I had a reputation, as a teen, for wearing crazy outfits. But looking through this album, I'm realizing that came later. Senior year, junior year maybe. Before that I was just your typical early nineties suburban teen rocking things like paper-bag waisted cuffed jean shorts with a vintage wool jacket.
Or stretchy black and white jersey pants and a red turtleneck and a men's denim work shirt. The distance of time makes it hard to be sure, but I'm thinking these looks were nothing exceptional in the pre-grunge years.
Turns out I even had one of those hats with the flower on it like that girl on that tv show. (In this picture I am doing another kid's hair, and wearing heavy make-up, because I'm backstage before a performance of one of the many, many high school plays I was in. But the hat, I happen to know, was not part of my costume. No, that was my very own hat).
Ok, so this is where things started to get weird. Shoes with strings that laced up around my red tights-clad legs, polka dot skirt, turquoise blue tank top, mustard yellow vest. I also love the fact that lying around in a heap on the grass was a pretty standard way to spend the time. I wonder if that's still true.
And this one is really the creme-de-la-creme. Huge vintage eyelet petticoat thing worn over pink and white checked gingham shortalls, accessorized with big wooly hiking socks and Birkenstocks. And no doubt I thought I was keeping things toned down by choosing a black tee and leggings for underneath.
This, I actually still quite like. Vintage lace dress, combat boots, and heidi braids, worn to the Senior Banquet where I expected to be given the award "Most Likely to be Arrested by the Fashion Police" until at the last minute they canceled all the "mean" awards. I was deeply disappointed.

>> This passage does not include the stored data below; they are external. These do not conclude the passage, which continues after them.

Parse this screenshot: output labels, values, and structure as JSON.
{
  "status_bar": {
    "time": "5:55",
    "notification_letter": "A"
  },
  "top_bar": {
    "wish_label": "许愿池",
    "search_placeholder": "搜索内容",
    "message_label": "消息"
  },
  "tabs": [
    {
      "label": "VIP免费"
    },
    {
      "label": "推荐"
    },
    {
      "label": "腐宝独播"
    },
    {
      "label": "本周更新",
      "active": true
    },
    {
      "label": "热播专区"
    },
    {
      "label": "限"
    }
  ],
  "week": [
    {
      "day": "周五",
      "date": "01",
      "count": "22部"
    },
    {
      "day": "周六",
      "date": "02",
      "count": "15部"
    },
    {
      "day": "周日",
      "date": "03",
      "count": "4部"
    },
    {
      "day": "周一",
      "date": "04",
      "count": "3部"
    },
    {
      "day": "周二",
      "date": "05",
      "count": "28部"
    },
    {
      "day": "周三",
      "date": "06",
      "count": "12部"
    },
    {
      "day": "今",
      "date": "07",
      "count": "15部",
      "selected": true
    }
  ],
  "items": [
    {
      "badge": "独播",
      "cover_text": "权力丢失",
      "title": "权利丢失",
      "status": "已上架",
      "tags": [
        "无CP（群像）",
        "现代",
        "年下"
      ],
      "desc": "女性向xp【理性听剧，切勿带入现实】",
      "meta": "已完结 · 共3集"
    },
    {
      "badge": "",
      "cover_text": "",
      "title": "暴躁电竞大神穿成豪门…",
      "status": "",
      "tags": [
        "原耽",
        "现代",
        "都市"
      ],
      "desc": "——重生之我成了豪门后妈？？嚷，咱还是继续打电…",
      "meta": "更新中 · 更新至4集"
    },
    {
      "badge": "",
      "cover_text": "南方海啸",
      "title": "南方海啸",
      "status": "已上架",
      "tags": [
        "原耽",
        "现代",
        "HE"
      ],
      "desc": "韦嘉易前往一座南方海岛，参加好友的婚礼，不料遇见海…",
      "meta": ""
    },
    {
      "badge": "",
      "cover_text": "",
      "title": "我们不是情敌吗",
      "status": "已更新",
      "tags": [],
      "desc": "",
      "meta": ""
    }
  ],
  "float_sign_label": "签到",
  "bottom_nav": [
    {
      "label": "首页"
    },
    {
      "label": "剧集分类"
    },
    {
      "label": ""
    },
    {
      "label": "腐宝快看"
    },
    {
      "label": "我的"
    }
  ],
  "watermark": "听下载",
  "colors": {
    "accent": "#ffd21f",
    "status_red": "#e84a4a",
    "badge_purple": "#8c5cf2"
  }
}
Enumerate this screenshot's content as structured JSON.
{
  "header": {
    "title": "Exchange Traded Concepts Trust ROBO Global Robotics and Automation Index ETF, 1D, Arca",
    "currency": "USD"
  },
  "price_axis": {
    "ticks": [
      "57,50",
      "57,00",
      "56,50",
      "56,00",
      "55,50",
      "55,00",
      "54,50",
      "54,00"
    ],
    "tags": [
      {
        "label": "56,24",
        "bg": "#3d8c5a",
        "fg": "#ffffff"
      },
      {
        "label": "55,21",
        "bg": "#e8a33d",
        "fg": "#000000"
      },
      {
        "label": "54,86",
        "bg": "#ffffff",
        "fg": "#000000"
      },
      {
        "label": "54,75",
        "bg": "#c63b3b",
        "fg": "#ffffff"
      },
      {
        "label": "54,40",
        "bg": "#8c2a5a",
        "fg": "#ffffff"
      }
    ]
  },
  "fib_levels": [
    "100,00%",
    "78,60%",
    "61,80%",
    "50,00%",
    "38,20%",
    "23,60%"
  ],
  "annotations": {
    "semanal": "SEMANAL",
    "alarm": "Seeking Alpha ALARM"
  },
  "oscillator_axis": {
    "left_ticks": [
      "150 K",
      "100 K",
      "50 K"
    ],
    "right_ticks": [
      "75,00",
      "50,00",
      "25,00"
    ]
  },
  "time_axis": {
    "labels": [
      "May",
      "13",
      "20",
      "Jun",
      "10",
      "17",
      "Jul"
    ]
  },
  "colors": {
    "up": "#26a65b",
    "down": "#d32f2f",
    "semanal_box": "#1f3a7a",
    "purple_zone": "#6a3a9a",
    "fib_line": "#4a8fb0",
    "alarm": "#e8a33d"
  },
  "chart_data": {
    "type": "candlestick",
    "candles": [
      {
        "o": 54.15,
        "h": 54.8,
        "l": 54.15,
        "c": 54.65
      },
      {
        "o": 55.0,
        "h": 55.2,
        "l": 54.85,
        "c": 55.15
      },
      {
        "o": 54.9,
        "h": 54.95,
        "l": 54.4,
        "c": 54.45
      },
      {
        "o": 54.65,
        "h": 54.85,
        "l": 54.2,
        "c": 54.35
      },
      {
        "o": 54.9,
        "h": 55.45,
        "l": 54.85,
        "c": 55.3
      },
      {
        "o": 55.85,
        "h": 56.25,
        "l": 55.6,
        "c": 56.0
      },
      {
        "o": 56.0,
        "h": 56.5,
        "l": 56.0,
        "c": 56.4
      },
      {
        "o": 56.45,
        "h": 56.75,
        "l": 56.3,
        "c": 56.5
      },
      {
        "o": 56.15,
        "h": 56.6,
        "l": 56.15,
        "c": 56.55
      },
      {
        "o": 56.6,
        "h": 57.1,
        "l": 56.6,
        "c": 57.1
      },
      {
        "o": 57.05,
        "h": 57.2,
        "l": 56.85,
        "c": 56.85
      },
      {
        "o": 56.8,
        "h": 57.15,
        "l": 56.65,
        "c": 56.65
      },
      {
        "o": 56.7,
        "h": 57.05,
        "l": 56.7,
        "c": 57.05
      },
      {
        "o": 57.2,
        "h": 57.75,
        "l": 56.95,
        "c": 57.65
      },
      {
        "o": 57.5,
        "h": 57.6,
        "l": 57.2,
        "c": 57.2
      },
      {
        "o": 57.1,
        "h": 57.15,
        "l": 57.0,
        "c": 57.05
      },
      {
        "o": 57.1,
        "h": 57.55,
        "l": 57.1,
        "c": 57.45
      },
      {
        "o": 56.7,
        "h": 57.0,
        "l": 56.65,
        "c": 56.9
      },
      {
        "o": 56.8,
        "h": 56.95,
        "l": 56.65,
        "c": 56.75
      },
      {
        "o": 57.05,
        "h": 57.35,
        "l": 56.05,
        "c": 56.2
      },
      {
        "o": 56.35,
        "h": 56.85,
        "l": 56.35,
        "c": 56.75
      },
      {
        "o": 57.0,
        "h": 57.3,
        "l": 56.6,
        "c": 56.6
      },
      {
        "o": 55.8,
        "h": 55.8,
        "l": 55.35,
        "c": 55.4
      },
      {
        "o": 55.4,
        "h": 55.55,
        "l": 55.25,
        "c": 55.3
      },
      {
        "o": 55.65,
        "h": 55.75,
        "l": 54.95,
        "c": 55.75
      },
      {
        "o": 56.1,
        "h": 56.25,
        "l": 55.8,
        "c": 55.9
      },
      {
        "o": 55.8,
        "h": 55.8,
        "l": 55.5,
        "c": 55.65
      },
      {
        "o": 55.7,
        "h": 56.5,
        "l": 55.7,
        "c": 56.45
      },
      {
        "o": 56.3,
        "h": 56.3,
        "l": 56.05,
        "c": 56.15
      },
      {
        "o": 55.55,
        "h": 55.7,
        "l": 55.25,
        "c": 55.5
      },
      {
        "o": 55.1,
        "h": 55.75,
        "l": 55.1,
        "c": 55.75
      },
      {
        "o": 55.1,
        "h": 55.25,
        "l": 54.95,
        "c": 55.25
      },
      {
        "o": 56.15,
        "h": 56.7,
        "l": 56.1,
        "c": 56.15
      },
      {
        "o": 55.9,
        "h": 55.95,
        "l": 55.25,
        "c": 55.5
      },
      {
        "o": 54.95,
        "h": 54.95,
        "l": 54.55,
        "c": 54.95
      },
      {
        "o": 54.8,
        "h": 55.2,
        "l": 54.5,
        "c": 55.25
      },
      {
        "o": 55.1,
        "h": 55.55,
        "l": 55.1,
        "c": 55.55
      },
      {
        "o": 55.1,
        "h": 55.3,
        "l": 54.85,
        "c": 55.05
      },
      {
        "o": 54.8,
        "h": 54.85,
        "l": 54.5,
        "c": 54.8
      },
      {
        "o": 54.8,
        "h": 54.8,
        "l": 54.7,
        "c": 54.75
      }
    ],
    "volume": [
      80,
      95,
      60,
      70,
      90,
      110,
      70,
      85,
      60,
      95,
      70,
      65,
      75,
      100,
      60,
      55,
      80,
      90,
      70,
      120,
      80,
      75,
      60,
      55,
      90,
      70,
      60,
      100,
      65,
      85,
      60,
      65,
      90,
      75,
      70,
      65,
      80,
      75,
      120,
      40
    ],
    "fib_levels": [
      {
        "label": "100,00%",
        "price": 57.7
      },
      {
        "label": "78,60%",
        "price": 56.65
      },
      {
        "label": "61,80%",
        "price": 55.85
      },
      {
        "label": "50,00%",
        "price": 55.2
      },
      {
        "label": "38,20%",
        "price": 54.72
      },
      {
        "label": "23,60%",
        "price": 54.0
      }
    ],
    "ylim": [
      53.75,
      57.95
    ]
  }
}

All in all, that thing they say about the past being a different country holds true. I do more or less remember what it felt like to be the girl who wore these clothes, but their meaning is, these days, a bit lost on me--like the language you could once speak but have grown rusty in. Not to mention, so many key pieces it turns out I don't have photos of. Where is the pink silk shirt with sleeves made out of dozens of collars? Where is the chartreuse angora sweater? The trapeze mini dresses worn with rainbow tie-die leggings? The dozen other pairs of huge clip on earrings, some of which brushed my shoulders? Lost in the mists of time.